Qué pasa cuando la herramienta va primero
Si no entiende cómo trabajan de verdad sus equipos, dónde se pierden las horas y cómo se toman realmente las decisiones, añadir IA no arregla nada. Pone una capa de complejidad encima de los problemas que ya tenía. Ahora tiene el proceso viejo, más una suscripción, más un sistema nuevo que alguien tiene que alimentar.
Lo vi desde dentro durante una década. El patrón se repite. La herramienta se compra porque alguien del consejo preguntó por la IA. La prueba quien tenía hueco ese mes. Seis meses después es una línea del presupuesto de software que nadie defiende con mucha convicción.

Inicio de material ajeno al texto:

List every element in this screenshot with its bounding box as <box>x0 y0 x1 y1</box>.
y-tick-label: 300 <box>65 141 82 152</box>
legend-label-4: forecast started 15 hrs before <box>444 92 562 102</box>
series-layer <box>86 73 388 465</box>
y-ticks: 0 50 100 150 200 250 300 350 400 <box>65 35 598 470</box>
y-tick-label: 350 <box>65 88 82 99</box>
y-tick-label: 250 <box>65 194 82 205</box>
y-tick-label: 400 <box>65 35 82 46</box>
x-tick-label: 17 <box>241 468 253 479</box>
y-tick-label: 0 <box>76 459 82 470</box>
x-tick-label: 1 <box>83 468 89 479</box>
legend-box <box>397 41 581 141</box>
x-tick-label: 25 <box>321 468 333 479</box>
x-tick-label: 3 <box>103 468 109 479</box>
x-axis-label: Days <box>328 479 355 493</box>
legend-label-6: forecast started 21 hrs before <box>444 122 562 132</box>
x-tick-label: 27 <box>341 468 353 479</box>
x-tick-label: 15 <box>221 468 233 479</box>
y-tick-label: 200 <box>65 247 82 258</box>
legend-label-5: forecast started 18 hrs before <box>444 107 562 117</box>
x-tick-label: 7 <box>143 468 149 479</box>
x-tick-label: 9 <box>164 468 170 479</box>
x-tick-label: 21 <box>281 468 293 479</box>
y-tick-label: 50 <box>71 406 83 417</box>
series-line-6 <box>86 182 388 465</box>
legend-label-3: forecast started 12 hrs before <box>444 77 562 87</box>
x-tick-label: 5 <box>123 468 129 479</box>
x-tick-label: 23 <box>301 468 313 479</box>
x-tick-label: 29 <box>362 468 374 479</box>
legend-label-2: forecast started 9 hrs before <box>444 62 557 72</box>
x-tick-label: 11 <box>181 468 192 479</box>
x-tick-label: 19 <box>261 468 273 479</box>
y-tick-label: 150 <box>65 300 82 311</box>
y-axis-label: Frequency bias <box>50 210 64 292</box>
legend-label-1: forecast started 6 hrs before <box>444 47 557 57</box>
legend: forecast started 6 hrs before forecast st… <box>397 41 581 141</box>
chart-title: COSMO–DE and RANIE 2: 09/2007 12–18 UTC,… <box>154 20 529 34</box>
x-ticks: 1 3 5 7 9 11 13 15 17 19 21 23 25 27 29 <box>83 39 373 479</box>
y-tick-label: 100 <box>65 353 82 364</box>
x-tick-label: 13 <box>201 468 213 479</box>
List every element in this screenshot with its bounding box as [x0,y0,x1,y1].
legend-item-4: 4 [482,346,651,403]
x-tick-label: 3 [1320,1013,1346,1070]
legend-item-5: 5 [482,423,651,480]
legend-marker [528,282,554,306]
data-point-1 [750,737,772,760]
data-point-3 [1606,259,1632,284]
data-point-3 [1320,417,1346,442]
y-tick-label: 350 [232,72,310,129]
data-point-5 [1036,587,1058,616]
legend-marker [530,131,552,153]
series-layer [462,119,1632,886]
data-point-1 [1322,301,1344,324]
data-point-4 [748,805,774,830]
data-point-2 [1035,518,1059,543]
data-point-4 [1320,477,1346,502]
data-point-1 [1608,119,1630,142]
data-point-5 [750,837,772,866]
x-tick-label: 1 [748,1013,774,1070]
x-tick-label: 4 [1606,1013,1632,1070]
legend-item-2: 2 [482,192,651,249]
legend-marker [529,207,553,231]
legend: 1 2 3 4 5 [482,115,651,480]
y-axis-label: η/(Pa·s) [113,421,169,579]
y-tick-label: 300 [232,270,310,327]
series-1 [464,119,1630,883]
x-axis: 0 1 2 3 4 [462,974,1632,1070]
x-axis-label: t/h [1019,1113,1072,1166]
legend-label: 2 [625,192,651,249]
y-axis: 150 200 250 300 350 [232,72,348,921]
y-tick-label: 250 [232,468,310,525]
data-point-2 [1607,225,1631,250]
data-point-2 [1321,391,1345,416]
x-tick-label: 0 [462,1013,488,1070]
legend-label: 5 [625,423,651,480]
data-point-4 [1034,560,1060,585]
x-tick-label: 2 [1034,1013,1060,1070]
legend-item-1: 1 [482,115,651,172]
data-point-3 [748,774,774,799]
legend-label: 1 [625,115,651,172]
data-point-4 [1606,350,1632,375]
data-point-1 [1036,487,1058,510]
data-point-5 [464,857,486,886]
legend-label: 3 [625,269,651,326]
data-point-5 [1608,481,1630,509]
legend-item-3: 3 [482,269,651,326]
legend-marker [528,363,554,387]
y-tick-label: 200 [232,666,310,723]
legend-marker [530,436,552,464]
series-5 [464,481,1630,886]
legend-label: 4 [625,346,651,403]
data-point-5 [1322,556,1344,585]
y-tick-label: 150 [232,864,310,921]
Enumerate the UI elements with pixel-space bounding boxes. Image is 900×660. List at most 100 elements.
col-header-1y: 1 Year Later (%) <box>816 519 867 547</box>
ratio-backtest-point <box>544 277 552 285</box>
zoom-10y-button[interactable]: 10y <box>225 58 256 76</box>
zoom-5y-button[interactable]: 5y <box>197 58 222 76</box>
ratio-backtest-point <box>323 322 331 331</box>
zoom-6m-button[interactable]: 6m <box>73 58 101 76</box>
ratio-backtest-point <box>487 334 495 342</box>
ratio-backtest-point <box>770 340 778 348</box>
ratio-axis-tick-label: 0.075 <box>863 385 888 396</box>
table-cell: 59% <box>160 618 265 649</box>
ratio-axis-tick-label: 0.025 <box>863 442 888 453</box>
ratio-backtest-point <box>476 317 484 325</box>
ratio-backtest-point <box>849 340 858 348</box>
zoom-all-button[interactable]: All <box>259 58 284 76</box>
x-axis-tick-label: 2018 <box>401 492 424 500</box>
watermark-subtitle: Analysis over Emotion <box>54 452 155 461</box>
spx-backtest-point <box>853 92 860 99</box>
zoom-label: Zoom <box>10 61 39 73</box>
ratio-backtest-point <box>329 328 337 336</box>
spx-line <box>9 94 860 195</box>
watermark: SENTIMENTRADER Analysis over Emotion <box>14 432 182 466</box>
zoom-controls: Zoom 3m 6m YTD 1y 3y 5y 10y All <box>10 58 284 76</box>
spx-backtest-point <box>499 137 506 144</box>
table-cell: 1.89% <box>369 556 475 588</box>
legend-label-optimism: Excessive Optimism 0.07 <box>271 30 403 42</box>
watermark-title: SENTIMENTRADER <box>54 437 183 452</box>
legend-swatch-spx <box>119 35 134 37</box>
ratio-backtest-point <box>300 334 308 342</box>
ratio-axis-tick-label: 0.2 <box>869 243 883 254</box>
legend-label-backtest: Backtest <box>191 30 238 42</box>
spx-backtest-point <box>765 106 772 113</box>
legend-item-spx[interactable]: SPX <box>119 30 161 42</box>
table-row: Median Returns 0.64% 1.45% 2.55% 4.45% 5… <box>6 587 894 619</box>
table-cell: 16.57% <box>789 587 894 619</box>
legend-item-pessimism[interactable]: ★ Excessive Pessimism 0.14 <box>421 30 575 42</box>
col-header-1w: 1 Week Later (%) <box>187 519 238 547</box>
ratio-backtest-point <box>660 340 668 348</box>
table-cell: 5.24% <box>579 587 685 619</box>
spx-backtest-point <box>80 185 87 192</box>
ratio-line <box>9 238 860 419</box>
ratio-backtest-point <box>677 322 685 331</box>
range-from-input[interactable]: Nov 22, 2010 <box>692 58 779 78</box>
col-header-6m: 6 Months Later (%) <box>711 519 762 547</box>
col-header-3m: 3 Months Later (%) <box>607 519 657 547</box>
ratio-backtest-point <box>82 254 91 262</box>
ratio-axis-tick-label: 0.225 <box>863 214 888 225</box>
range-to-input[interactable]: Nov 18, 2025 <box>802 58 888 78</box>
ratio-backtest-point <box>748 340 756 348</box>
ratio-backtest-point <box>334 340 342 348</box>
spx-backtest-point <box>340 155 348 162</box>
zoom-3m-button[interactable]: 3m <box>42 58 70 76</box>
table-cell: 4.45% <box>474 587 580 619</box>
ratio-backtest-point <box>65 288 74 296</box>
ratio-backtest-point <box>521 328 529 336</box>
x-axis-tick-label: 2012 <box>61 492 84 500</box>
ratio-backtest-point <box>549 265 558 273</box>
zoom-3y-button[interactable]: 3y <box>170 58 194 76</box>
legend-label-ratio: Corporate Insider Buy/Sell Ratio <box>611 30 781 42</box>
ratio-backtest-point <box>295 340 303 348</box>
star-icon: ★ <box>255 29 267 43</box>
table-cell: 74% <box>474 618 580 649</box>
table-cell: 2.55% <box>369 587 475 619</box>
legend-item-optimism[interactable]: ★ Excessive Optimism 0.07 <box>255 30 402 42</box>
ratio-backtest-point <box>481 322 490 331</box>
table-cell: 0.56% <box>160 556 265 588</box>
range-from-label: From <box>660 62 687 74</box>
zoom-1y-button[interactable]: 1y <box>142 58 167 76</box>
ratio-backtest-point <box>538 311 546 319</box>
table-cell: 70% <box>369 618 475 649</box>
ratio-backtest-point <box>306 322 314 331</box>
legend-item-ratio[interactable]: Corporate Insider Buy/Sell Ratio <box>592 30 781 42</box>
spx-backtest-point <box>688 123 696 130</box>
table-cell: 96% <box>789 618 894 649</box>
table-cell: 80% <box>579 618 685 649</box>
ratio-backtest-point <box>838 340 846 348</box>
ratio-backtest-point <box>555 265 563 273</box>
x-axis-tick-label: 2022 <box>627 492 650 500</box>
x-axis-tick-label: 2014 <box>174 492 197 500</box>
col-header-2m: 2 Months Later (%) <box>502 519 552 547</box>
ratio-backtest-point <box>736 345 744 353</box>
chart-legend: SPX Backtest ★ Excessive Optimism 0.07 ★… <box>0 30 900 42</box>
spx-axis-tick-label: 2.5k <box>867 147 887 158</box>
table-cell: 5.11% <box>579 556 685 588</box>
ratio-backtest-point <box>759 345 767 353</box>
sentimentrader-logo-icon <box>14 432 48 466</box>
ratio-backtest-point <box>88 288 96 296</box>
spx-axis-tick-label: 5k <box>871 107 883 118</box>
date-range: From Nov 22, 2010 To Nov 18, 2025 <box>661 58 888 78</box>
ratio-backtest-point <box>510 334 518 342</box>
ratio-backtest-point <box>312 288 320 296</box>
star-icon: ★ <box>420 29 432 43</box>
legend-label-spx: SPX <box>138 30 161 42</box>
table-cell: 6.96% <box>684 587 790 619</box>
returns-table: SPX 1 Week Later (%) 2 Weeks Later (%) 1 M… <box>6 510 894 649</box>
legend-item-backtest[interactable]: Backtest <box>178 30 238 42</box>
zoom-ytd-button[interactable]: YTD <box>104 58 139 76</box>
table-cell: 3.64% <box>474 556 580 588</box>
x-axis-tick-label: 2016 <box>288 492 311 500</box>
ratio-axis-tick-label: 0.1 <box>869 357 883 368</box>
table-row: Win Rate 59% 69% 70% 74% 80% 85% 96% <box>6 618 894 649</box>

La herramienta nunca fue el problema. La operación nunca se examinó.
Empiece por el trabajo
Antes de cualquier herramienta, siéntese con el trabajo real. ¿Dónde se van las horas de una semana en recepción, en reservas, en administración? ¿Qué informes se montan a mano cada lunes? ¿Qué decisiones se siguen tomando a ojo porque los números llegan tarde?
Ese ejercicio es aburrido. Ahí está el dinero. Cuando se empieza por el proceso, la automatización correcta se vuelve evidente, y muchas veces es más pequeña y más barata que la plataforma que estaba a punto de comprar. Cuando se empieza por la herramienta, se convierte en ruido.
Esto no se puede delegar
El otro error es de estructura. La IA se le entrega a un equipo de innovación o a un directivo con ganas, y la dirección espera resultados.
Un cambio real en cómo trabaja una empresa no ocurre en un proyecto lateral. Cambia cómo se decide y en qué gasta el día la gente, y eso es territorio de la dirección. Si arriba no están metidos personalmente, la organización lee bien la señal y sigue como estaba.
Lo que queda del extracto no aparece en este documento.